The kicker is that fiscal multipliers are currently elevated because monetary policy cannot be employed to cushion fiscal retrenchment (advanced economies’ central banks have short-term policy rates stuck at or near the zero lower bound of nominal interest rates), and the interest rate “crowd-out” is currently blocked (at full employment, fiscal retrenchment would be partially cushioned by increased private investment as decreased public borrowing lowered interest rates). Blanchard and Leign (2013) (PDF) document that policymakers and fiscal authorities greatly underestimated fiscal multipliers early in the downturn, and identified best estimates (PDF) of the government spending multiplier ranging from 0.9 to 1.7.
For policy savings to lower the U.S. debt ratio from current levels, the associated fiscal multiplier must be under roughly 0.9—below Blanchard and Leigh’s range of estimates—suggesting that any government spending cuts will increase the near-term debt ratio. We estimate that sequestration spending cuts being implemented will push the U.S. debt ratio higher in 2013.
Essentially, austerity policies in Europe and the United States are trading weaker growth and larger cyclical budget deficits for smaller structural budget deficits, to the net effect of worsening relative near-term fiscal positions. R&R’s reported results never provided any economic cover for this trade.

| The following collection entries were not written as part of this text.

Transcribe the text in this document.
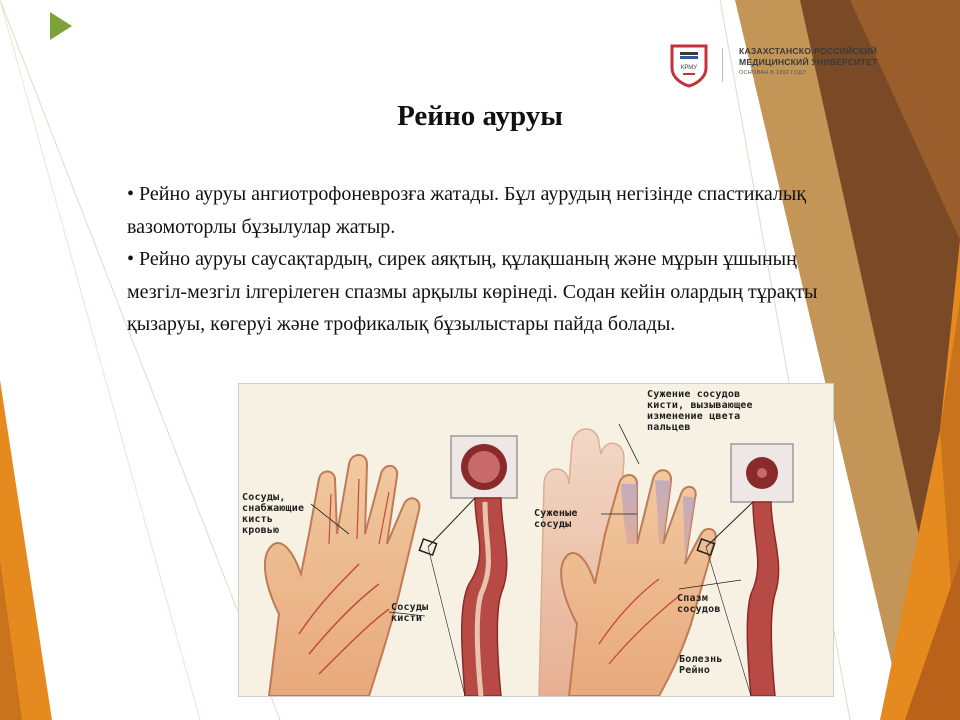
КРМУ
КАЗАХСТАНСКО-РОССИЙСКИЙ
МЕДИЦИНСКИЙ УНИВЕРСИТЕТ
ОСНОВАН В 1992 ГОДУ
Рейно ауруы
• Рейно ауруы ангиотрофоневрозға жатады. Бұл аурудың негізінде спастикалық вазомоторлы бұзылулар жатыр.
• Рейно ауруы саусақтардың, сирек аяқтың, құлақшаның және мұрын ұшының мезгіл-мезгіл ілгерілеген спазмы арқылы көрінеді. Содан кейін олардың тұрақты қызаруы, көгеруі және трофикалық бұзылыстары пайда болады.
Сосуды,
снабжающие
кисть
кровью
Сосуды
кисти
Сужение сосудов
кисти, вызывающее
изменение цвета
пальцев
Суженые
сосуды
Спазм
сосудов
Болезнь
Рейно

Holland and Portes, let alone a cursory look at the U.K.’s experience with austerity, should have been a nail in the coffin for using R&R as an economic argument justify austerity. Then again, Krugman declared that R&R “has been completely discredited” in July 2010 after Josh and former EPI colleague John Irons (2010) identified serious theoretical and empirical flaws, particularly reverse causation with the contemporaneous correlation between growth and debt.
But R&R’s debt “tipping point” played out as an expedient fig leaf for far too many pundits and policymakers interested in austerity because it seemed like the responsible thing—or worse, the pretense of painful choices seeming necessary advanced ulterior policy agendas—economics be damned. Depressingly, austerity policies are all too likely to continue being implemented on both sides of the Atlantic without any perceived economic justification whatsoever, just as austerity has been escalated without any empirical economic justification for some time.